L’anguille étant en danger critique d’extinction, il me parait évident qu’une interdiction de toute forme de pêche de l’anguille et dans tous les milieux où elle est présente est urgente et la seule réponse intelligente à ce problème causé par les activités humaines.
Comptant sur votre compréhension
Cordialement
Christine PONCHANT
• Vues les restitutions du Congrès mondial UICN à Marseille
Au mois de septembre 2021, des milliers de représentants de gouvernements, de scientifiques, d’agences publiques, d’ONG et d’entreprises se sont réunis pour trouver des solutions pour stopper l’érosion de la biodiversité.

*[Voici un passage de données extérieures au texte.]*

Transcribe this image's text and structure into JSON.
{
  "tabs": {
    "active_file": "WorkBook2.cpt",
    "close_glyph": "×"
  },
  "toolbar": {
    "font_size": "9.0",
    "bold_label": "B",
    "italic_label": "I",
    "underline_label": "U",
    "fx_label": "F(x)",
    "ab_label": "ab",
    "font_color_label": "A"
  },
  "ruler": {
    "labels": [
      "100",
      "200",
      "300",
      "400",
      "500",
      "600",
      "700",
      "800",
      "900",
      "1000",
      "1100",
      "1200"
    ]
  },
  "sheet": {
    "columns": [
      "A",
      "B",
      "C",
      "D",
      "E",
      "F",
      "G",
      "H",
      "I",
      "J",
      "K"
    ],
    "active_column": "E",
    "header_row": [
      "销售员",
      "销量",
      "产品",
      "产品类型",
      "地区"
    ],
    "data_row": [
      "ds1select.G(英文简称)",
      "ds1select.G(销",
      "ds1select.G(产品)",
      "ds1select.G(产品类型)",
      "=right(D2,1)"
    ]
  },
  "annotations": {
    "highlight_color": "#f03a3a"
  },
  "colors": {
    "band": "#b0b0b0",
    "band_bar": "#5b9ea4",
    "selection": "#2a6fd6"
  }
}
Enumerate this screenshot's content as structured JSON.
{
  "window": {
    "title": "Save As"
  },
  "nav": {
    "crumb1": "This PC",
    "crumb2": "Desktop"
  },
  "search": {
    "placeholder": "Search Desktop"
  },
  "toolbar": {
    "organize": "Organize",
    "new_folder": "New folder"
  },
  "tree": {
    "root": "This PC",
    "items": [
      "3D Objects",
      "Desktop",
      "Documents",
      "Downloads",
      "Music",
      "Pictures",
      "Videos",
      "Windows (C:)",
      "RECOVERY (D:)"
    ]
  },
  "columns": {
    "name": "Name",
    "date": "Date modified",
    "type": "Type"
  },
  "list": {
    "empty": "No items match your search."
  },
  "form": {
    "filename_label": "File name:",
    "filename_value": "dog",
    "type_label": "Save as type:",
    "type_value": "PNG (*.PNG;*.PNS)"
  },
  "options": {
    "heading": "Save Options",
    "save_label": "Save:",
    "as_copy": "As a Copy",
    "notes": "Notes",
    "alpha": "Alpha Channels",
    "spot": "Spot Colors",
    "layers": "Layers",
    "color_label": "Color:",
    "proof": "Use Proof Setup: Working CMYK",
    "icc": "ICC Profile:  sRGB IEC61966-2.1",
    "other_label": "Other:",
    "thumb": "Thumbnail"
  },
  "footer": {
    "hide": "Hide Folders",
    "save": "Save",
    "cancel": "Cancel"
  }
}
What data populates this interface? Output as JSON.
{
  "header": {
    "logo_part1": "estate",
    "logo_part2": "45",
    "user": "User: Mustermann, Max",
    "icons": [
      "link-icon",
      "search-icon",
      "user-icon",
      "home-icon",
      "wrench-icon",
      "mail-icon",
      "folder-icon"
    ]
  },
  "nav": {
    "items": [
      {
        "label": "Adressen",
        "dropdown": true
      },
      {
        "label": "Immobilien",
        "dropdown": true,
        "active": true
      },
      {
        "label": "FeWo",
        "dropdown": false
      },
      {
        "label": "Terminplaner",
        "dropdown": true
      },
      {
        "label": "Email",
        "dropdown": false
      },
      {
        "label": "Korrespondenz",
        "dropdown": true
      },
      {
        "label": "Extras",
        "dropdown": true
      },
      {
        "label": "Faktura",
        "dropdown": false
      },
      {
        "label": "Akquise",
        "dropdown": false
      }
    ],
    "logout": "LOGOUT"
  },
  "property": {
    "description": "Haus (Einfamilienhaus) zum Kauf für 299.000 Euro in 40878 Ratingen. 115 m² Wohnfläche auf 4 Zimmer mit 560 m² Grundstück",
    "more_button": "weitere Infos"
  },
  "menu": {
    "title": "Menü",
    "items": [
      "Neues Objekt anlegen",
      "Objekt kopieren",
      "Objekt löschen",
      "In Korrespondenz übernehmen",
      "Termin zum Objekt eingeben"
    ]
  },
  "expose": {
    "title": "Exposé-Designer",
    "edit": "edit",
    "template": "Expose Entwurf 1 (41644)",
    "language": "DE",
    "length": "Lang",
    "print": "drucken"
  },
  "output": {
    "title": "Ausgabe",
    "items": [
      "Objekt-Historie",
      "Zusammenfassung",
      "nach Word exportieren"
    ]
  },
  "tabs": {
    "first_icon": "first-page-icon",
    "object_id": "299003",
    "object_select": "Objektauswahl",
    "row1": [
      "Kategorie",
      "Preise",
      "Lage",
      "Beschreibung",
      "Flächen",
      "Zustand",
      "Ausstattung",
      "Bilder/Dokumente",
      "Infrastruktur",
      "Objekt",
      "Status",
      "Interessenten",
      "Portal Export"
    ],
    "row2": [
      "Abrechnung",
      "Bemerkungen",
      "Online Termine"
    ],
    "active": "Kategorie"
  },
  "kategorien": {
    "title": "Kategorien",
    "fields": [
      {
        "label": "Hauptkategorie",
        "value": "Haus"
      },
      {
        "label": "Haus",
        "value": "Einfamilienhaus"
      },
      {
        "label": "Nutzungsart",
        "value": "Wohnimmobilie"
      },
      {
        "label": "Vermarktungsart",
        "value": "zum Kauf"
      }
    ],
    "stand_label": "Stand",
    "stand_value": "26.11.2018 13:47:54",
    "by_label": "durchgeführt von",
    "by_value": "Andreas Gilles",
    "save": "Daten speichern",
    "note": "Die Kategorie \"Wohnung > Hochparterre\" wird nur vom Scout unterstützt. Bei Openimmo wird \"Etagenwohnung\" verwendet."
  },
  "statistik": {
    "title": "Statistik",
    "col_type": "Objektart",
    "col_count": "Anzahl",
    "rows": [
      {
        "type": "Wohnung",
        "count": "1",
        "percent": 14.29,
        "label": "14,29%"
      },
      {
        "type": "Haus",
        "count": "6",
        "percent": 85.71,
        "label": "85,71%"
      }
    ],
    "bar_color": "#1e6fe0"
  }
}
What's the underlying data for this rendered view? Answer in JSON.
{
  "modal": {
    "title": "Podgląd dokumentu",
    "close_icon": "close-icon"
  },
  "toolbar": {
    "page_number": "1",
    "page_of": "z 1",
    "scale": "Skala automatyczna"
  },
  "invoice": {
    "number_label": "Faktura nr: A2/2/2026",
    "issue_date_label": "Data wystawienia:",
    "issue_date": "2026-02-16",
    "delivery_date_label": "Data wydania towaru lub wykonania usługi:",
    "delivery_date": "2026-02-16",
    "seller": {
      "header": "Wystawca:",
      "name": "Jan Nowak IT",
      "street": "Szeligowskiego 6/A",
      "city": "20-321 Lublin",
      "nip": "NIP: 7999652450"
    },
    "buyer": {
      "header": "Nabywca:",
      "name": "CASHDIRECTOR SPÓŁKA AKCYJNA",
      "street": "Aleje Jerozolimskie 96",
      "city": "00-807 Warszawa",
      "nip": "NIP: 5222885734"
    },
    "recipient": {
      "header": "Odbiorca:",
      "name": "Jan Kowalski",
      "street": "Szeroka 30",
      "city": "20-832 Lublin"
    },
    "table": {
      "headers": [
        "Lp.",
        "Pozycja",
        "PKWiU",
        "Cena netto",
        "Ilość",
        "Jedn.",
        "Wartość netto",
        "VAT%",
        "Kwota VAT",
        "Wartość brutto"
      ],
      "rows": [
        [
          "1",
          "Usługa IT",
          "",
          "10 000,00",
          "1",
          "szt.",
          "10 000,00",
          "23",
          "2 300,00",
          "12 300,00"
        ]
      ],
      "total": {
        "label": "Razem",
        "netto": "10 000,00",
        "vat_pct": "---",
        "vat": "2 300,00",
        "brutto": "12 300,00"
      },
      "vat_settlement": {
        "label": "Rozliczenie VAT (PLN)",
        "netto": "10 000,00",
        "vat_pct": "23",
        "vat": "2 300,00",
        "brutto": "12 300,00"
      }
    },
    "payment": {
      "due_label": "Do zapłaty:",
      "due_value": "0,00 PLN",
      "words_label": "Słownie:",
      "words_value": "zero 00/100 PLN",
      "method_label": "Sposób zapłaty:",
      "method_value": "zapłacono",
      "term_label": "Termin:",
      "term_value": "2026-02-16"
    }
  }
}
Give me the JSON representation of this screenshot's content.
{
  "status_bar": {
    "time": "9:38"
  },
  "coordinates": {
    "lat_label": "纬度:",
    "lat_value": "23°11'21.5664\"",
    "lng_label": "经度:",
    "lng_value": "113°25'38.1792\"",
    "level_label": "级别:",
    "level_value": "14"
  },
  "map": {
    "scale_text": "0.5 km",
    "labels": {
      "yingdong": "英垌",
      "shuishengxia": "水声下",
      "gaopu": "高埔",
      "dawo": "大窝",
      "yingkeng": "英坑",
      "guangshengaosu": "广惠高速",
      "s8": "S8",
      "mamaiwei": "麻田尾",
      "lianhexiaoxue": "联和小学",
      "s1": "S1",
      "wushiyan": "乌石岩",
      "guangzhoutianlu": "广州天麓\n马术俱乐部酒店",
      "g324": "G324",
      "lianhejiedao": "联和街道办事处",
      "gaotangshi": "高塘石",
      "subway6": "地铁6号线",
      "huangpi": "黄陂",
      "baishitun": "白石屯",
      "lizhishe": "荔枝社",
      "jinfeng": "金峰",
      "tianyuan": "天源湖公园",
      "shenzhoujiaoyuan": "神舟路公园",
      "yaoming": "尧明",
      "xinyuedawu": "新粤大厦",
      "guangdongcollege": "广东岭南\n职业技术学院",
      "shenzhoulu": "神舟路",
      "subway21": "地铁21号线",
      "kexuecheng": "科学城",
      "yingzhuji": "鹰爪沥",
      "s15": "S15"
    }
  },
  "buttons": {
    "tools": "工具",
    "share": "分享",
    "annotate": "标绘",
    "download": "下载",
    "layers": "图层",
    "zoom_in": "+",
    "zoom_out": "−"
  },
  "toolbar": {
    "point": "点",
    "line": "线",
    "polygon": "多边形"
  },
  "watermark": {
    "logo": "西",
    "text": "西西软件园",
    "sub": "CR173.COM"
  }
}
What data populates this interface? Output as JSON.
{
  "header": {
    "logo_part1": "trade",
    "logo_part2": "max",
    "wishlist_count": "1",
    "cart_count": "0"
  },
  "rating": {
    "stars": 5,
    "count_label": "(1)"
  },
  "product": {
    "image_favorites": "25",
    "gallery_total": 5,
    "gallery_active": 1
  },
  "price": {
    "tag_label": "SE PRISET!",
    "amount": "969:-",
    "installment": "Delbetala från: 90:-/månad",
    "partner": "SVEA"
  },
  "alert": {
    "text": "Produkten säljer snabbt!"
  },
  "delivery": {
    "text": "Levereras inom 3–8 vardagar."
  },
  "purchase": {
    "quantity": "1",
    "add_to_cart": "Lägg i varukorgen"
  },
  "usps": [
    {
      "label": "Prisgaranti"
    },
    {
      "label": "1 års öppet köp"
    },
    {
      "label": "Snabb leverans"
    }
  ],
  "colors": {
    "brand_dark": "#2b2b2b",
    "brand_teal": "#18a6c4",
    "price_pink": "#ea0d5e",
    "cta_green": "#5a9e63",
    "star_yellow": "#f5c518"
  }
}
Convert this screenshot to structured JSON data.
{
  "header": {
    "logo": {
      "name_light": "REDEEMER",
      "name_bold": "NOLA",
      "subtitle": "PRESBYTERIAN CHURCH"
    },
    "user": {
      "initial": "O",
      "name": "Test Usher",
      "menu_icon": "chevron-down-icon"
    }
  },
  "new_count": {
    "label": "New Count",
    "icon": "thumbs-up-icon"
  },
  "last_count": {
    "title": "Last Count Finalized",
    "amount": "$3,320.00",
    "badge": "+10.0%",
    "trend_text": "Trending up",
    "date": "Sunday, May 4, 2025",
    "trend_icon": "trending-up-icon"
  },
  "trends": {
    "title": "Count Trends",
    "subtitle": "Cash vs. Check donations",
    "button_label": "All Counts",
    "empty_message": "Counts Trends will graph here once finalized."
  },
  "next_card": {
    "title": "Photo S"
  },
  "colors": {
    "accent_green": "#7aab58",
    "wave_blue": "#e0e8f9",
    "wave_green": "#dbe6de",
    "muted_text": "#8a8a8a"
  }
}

L’un des engagements phares consiste à protéger les écosystèmes marins et espèces marines menacées dont l’anguille européenne qui est classée en danger critique d’extinction.
• Vus les Avis scientifiques CGPM et CIEM
La Commission générale des pêches pour la Méditerranée (CGPM) et le Conseil international pour l’exploration de la mer (CIEM) ont soulevé la nécessité de réduire la pression par diminution des prélèvements sur l’espèce. Le 21 février 2023, le CIEM a publié une communication sur sa vision de la pêche, de l’aquaculture et des écosystèmes marins*. Il est rappelé la situation critique de l’anguille européenne et l’espèce est citée comme exemple d’espèce exploitée pour laquelle il est urgent d’agir et d’améliorer la conservation en renforçant sa protection.
L’avis du CIEM paru en 2024 rappelle la recommandation qu’il y ait une capture nulle au niveau européen en vertu de l’approche de précaution, tant pour la pêche de loisir que pour la pêche professionnelle et les prélèvements de civelles à des fins de recrutement.
• Vus les indicateurs locaux Rhône-Méditerranée
Les indicateurs locaux de recrutement en Rhône-Méditerranée demeurent très bas depuis une dizaine d’année (suivis sur passes pièges à anguilles en lagunes mais aussi sur le Rhône aval, vidéo-comptage, échantillonnages par pêches électriques en eau douce sur plusieurs fleuves côtiers méditerranéens, consultables sur le site de l’observatoire des poissons migrateurs Rhône Méditerranée : https://www.observatoire-rhonemediterranee.fr/ ).
C’est la raison pour laquelle le Comité de Gestion des Poissons Migrateurs (COGEPOMI) Rhône-Méditerranée émet depuis plusieurs années des avis défavorables à la reprise de la pêche professionnelle à l’anguille sur le Rhône aval suite à la levée des arrêtés PCB.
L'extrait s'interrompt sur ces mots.